We've been talking a lot lately about ways of using derivatives to analyze the shape and slope of graphs, and inflection points are the final piece of that puzzle. So now you've got all the tools you need to sketch the graphs of functions including extrema, intercepts, asymptotes... Oh wait, you say you don't remember all that stuff? Because it was last year? Well you're in luck! Below are the videos covering each of those things, along with links back to the chapters they came from all over the site! You're welcome.
The thing I won't be able to help you with is figuring out exactly how your particular teacher wants you to show your work on these curve sketching problems. I tutor calculus students from schools all over West Los Angeles, high school and college, and I've never seen two teachers who do it the same way. They ask different problems with different steps; they use different types of functions; and worst of all, they all have totally different ways of keeping track of all the critical values and test points. Some use tables, some use number lines, some use crazy grid things... So to ace these you'll need to figure out how your teacher wants it all written out, in addition to the usual practice practice practice.

Inflection Points, Concavity & Second Derivative Test

These follow a very similar process to finding maxima and minima, except instead of setting the first derivative to zero and solving, to find inflection points you set the second derivative equal to zero. Why would you want to do this? Because they'll make you do it. But what are they? Watch and find out!

Curve Sketching Examples

In this video I work a couple of full examples of curve sketching -- one polynomial, one rational function. These problems are monsters, including maxima and minima, asymptotes, inflection points, and of course a graph!

Sketching Parent Graphs from Derivative Graphs

Normally, they're going to ask you to sketch derivative graphs based on the parent. I've gotten emailed from time to time about the opposite direction, though, so here goes. WARNING: When you move in the "up" direction, going from derivatives to the parent function, you are either told a point to start from (initial condition) or you're just guessing. But the principles are useful, so here they are.


The videos below are just copied here from elsewhere, for your convenience.

From Graphing Rational Functions, here are some asymptote review videos:

Vertical Asymptotes & Holes

The most important thing about rational functions is that you're never ever allowed to divide by zero (those values aren't in domain); hence, the first thing we'll do in every problem is set the denominator equal to zero.

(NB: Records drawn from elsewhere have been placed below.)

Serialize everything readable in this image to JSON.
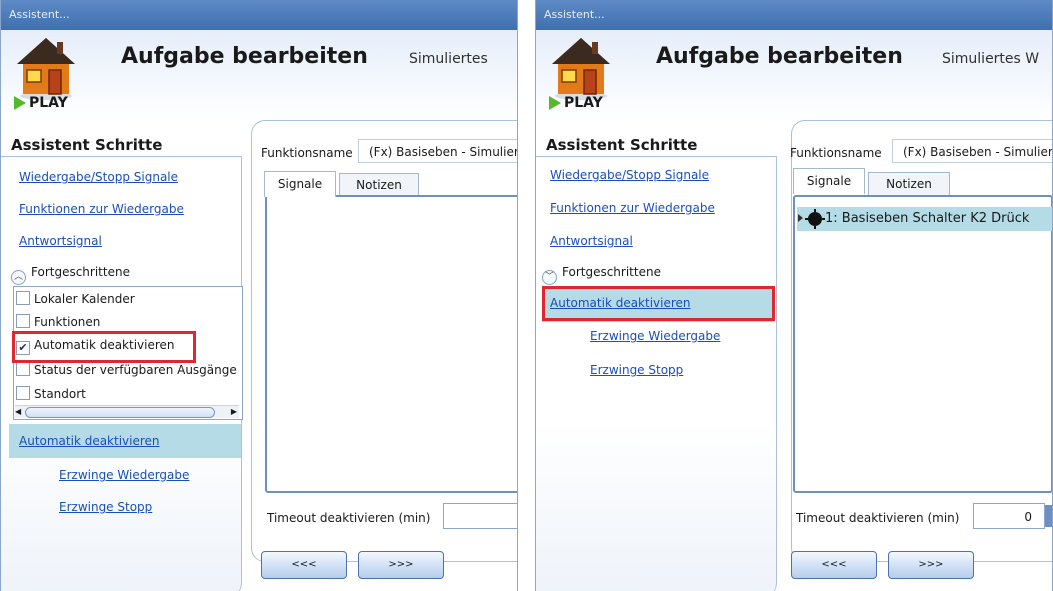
{
  "colors": {
    "titlebar": "#4a79b9",
    "link": "#1a4fb5",
    "highlight": "#b4dbe6",
    "red_frame": "#e0262f",
    "play_green": "#58b82c"
  },
  "panels": [
    {
      "window_title": "Assistent...",
      "play_label": "PLAY",
      "page_title": "Aufgabe bearbeiten",
      "sim_text": "Simuliertes",
      "steps_title": "Assistent Schritte",
      "steps": [
        "Wiedergabe/Stopp Signale",
        "Funktionen zur Wiedergabe",
        "Antwortsignal"
      ],
      "advanced_label": "Fortgeschrittene",
      "advanced_icon": "chevron-up-icon",
      "advanced_options": [
        {
          "label": "Lokaler Kalender",
          "checked": false
        },
        {
          "label": "Funktionen",
          "checked": false
        },
        {
          "label": "Automatik deaktivieren",
          "checked": true
        },
        {
          "label": "Status der verfügbaren Ausgänge",
          "checked": false
        },
        {
          "label": "Standort",
          "checked": false
        }
      ],
      "selected_step": "Automatik deaktivieren",
      "sub_steps": [
        "Erzwinge Wiedergabe",
        "Erzwinge Stopp"
      ],
      "function_name_label": "Funktionsname",
      "function_name_value": "(Fx) Basiseben - Simuliertes Wochenende",
      "tabs": [
        "Signale",
        "Notizen"
      ],
      "signals": [],
      "timeout_label": "Timeout deaktivieren (min)",
      "timeout_value": "",
      "back_button": "<<<",
      "next_button": ">>>"
    },
    {
      "window_title": "Assistent...",
      "play_label": "PLAY",
      "page_title": "Aufgabe bearbeiten",
      "sim_text": "Simuliertes W",
      "steps_title": "Assistent Schritte",
      "steps": [
        "Wiedergabe/Stopp Signale",
        "Funktionen zur Wiedergabe",
        "Antwortsignal"
      ],
      "advanced_label": "Fortgeschrittene",
      "advanced_icon": "chevron-down-icon",
      "selected_step": "Automatik deaktivieren",
      "sub_steps": [
        "Erzwinge Wiedergabe",
        "Erzwinge Stopp"
      ],
      "function_name_label": "Funktionsname",
      "function_name_value": "(Fx) Basiseben - Simuliertes Wochenende",
      "tabs": [
        "Signale",
        "Notizen"
      ],
      "signals": [
        "1: Basiseben Schalter K2 Drück"
      ],
      "timeout_label": "Timeout deaktivieren (min)",
      "timeout_value": "0",
      "back_button": "<<<",
      "next_button": ">>>"
    }
  ]
}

Which zero is a vertical asymptote and which is a hole? What's a hole? And how can an asymptote be friendly or unfriendly? Stay tuned.

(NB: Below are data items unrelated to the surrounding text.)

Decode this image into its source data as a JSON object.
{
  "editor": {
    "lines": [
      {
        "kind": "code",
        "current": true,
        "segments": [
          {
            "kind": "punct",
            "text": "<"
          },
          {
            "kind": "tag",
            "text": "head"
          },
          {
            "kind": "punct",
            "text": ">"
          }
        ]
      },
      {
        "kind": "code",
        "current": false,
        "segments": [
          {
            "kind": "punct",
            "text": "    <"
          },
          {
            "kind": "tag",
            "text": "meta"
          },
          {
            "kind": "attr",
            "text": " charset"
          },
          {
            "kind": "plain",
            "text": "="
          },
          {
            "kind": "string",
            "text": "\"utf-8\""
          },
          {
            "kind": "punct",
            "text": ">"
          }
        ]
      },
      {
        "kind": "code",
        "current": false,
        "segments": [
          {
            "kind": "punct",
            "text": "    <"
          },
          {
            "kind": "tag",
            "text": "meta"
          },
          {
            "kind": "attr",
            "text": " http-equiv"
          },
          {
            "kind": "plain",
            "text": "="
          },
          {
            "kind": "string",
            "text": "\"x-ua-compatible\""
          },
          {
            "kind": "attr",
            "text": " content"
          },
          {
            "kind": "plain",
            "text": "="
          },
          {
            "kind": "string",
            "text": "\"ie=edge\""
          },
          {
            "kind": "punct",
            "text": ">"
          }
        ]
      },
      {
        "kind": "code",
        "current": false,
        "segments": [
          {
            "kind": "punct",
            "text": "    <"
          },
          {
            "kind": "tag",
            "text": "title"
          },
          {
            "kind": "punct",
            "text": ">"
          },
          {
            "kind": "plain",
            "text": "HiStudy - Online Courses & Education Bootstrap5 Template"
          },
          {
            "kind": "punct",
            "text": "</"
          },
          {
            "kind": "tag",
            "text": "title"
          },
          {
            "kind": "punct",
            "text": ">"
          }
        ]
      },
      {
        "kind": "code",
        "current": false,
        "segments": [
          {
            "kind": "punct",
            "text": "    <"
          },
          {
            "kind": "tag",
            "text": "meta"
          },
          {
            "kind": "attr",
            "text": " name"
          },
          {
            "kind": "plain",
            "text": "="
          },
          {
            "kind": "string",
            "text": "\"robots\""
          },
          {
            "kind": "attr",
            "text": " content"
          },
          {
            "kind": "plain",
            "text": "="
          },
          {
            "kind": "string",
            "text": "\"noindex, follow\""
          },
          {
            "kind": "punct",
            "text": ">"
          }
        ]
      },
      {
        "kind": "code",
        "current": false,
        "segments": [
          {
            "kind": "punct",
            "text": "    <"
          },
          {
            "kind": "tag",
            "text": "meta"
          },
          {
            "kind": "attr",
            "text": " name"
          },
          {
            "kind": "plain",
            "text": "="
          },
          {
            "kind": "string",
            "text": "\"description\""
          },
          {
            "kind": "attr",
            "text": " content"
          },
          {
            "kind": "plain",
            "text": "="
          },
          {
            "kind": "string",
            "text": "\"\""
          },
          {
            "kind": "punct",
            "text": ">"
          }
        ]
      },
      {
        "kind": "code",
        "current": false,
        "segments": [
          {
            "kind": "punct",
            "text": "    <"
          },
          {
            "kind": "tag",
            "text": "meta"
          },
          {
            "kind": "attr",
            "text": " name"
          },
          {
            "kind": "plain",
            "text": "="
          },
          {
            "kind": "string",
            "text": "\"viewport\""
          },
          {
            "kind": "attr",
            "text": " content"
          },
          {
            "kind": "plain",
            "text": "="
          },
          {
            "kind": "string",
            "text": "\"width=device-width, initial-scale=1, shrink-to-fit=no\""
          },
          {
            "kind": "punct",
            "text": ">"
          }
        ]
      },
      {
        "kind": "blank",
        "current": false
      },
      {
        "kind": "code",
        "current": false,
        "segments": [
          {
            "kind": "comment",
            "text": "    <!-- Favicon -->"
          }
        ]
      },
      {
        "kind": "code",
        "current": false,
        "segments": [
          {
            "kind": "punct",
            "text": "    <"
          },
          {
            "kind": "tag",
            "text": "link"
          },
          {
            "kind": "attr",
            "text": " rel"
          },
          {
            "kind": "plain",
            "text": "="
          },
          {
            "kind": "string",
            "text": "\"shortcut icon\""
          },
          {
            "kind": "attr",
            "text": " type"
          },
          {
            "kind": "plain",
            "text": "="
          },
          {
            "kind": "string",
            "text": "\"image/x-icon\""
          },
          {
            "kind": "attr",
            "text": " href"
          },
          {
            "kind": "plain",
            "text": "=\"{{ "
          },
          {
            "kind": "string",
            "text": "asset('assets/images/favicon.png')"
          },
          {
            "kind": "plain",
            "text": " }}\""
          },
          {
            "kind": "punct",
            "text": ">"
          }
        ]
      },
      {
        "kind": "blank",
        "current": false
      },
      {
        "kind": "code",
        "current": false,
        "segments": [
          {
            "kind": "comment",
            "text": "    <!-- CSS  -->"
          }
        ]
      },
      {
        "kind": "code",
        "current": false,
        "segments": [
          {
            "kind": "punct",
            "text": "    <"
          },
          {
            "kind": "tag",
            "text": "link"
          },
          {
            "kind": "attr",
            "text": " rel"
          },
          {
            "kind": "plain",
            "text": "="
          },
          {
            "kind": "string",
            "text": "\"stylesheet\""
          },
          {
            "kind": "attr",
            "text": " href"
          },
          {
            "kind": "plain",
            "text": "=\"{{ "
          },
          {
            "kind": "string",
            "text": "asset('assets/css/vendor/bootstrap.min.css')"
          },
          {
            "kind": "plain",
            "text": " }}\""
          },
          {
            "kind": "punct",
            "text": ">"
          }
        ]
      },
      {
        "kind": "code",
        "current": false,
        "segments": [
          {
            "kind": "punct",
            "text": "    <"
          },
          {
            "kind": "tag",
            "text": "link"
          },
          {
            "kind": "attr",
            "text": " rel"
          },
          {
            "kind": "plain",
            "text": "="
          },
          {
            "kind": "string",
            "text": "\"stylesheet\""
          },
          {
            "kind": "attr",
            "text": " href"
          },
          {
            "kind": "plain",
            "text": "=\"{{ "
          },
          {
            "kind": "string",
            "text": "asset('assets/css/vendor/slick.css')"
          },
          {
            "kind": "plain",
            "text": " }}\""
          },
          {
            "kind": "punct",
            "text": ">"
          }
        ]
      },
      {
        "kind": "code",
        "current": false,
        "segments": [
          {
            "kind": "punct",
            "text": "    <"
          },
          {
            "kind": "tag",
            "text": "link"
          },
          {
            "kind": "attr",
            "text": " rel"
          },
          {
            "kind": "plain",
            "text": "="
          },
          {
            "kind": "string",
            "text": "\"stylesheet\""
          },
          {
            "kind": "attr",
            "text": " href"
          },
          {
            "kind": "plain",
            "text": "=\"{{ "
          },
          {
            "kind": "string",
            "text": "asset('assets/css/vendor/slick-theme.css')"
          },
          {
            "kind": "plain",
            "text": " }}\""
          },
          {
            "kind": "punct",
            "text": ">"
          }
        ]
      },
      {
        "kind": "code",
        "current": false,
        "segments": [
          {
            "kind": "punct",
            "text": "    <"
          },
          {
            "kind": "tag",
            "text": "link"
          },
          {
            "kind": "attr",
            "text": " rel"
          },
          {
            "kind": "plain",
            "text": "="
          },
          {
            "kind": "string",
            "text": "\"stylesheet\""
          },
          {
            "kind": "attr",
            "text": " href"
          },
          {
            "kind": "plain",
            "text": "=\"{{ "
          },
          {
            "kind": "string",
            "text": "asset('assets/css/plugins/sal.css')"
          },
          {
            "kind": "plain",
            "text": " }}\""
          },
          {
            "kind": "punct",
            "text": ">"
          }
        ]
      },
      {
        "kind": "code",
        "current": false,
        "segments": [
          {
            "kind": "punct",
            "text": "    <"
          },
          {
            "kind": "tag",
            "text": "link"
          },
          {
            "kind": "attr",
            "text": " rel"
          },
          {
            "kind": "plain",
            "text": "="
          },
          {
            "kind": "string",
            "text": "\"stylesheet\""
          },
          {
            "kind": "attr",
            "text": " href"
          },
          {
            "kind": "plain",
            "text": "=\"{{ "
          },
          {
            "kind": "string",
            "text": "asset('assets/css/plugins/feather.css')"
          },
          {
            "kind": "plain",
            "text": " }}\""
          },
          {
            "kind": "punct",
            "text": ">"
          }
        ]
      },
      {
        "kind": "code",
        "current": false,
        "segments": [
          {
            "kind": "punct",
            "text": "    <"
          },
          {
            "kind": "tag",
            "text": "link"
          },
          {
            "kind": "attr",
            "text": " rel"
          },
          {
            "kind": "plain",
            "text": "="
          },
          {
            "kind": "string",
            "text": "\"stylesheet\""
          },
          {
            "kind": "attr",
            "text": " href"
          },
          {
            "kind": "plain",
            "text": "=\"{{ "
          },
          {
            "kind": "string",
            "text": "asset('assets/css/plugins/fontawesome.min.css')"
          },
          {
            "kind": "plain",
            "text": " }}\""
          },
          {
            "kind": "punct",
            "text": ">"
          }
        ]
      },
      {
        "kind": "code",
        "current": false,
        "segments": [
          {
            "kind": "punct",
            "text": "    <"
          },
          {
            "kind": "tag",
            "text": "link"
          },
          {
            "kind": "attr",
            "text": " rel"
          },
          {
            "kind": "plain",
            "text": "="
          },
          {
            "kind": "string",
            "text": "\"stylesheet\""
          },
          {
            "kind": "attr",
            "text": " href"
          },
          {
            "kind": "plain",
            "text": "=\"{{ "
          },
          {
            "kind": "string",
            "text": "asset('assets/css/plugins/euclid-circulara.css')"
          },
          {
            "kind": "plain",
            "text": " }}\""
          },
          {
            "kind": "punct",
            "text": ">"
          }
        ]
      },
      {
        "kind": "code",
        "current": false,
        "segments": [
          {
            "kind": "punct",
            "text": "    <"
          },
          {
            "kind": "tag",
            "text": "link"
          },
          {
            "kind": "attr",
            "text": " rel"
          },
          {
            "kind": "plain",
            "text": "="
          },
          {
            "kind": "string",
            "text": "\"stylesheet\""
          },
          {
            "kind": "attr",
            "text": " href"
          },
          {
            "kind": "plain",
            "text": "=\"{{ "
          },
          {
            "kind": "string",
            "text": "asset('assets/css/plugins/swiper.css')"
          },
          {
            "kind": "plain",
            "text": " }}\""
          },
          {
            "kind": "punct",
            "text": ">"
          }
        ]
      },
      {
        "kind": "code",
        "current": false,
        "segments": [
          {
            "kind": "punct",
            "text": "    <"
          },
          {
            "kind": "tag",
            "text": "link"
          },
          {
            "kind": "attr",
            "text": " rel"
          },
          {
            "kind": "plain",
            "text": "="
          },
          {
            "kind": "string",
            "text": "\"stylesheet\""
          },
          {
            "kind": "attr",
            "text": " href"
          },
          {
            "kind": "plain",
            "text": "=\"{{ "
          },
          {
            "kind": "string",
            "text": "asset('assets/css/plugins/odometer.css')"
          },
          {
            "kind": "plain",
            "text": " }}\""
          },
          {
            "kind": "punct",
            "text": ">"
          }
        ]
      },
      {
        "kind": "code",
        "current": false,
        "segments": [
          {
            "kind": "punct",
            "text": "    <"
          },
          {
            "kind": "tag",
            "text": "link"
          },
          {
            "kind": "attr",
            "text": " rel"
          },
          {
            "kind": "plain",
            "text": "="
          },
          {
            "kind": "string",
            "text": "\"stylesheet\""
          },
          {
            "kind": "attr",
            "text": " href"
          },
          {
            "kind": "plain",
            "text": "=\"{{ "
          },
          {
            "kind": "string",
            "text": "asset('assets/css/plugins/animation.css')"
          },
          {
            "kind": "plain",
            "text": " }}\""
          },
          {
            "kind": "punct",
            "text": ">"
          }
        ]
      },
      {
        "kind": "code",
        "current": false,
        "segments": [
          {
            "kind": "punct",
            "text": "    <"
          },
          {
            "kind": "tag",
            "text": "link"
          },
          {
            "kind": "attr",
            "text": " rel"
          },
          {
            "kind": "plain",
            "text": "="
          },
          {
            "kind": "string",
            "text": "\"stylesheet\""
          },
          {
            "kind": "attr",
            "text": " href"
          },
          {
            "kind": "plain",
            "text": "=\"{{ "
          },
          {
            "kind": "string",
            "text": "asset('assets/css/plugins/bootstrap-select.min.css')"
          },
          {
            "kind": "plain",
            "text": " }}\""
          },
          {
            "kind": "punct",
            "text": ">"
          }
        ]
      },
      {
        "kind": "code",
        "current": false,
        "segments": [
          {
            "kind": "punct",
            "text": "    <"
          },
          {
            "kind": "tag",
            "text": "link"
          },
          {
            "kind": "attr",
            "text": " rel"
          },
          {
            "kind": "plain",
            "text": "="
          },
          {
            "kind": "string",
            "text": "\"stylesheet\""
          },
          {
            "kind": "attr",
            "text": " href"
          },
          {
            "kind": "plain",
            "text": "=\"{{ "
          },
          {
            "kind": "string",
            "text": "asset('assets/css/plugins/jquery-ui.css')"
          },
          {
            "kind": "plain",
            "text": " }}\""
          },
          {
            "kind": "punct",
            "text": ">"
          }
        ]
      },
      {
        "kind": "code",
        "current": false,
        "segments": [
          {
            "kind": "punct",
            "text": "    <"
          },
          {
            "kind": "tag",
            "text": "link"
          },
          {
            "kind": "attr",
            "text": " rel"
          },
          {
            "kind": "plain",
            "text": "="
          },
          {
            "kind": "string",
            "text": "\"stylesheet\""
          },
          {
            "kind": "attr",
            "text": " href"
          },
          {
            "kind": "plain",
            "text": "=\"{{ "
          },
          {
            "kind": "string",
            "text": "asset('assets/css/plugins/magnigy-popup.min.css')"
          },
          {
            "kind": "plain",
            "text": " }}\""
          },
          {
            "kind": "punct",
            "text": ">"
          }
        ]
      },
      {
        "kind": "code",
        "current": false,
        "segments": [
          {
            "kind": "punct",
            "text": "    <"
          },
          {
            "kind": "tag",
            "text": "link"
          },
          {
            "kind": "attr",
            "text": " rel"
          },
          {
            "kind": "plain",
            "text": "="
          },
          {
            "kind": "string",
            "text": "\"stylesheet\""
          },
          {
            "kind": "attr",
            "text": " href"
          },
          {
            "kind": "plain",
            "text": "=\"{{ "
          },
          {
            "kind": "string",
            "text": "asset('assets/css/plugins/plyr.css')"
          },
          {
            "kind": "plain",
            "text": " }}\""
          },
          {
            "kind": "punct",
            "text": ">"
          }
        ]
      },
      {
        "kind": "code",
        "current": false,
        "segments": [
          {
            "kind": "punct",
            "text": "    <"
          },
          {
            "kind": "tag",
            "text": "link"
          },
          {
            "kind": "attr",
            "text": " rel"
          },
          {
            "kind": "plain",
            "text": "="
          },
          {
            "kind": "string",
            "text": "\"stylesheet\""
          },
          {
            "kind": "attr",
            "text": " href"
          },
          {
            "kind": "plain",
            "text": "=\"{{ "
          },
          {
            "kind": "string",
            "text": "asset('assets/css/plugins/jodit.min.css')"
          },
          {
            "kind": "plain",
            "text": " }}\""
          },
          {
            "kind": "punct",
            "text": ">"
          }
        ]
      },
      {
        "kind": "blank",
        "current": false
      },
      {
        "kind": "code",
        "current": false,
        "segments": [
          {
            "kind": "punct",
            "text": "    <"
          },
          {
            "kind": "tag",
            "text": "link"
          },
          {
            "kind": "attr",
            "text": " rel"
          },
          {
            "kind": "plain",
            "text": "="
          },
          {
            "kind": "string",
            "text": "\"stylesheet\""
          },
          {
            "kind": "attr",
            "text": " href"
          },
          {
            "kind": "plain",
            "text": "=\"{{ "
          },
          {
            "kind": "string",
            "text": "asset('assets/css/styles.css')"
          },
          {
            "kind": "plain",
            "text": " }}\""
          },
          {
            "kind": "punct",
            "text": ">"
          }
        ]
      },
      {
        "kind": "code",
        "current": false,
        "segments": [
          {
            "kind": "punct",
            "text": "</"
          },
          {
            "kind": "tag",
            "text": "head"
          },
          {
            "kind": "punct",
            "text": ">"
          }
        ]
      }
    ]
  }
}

Using Limits To Find Horizontal Asymptotes

Yep, that's what we'll do. We'll also briefly review the pre-calc way of finding horizontal asymptotes of rational functions, first covered way back when in Pre-Calc.

Slant Asymptotes (a.k.a. Oblique Asymptotes)

On the down side, these involve polynomial long division. On the up side, many teachers don't even cover this sub-topic, so check your syllabus! (If you don't remember polynomial long division, check out my polynomial division chapter.)


From Relative Maxima & Minima, earlier in Calculus:

Relative Maxima & Minima

In this video I start off explaining the difference between relative and absolute extrema. Then we get into the nuts and bolts of how to find relative extrema (maximums and minimums) using the first derivative test, and how not to get burned by common trick questions.


And finally from the Functions chapter in Algebra 2, a video on finding intercepts of functions:

Finding X and Y Intercepts

Turns out finding intercepts of a function is done the same way whether you're working with lines or high-power polynomial nightmares. In this chapter, naturally, we'll be working with the easier stuff, though we'll keep revisiting the topic (as will your teacher) for years to come.